During an inspirational song at the beginning of the day, I saw several survivors smiling and wiping tears away.  I saw a young woman holding an older woman in a pink shirt in a snug embrace, her eyes tightly closed with tears rolling down her cheeks.  She obviously was so glad that older woman was still alive.  We saw a young man carrying his daughter, with son walking beside him, a sign on his back that said “Walking in memory of my wife.  WE MISS YOU.”  My eyes teared up again at that thought.  When I got my diagnosis that was one of the very first fears I faced, “What if John has to raise our girls the rest of their lives without me?  What if I don’t get to be a part of all of that?”  How hard it must be for that daddy.

I called a friend of mine back in Indiana who has survived and had to leave a message.  I was surprised at the tears that swelled up quickly as I tried to tell her how thankful I was she lived.  Emotion seemed to be right at the surface of my heart all morning.

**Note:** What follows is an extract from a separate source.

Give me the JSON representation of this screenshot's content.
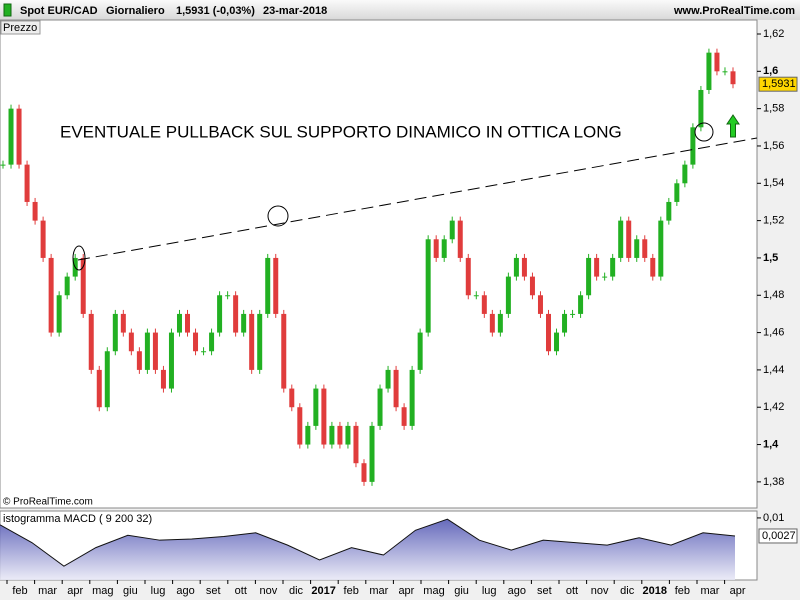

God gave tears a noble, multi-faceted purpose.  There is a time for them – sometimes in anger, sometimes in hurt or loneliness.  Sometimes joy is so powerful it can only be expressed by crying.  For some reason, letting the tears come helps.  There are those times when we realize how lost we are without Jesus, like that woman who approached Jesus, so sorry for her sins that she wept and actually washed his feet with her tears.  It’s as if they stream over the emotion that brought them on and leave us feeling cleansed, a little less burdened, even refreshed.

I believe God notices each one.  I’m thankful for the way He created us, even if so much of it is a huge mystery.  I don’t know why he created us with the ability to cry salty tears from our eyes.  I don’t know how crying becomes an emotional and often times spiritual experience, but it does.

There’s a time for laughing, for celebrating, for dancing, for watching, for waiting, for speaking and for being silent.  A time for singing and a time to listen.  A time to act and a time to be still.  There’s a time for embracing, for being alone, for being born and for going home to heaven.

I’m thankful for it all, and that there is a time for tears.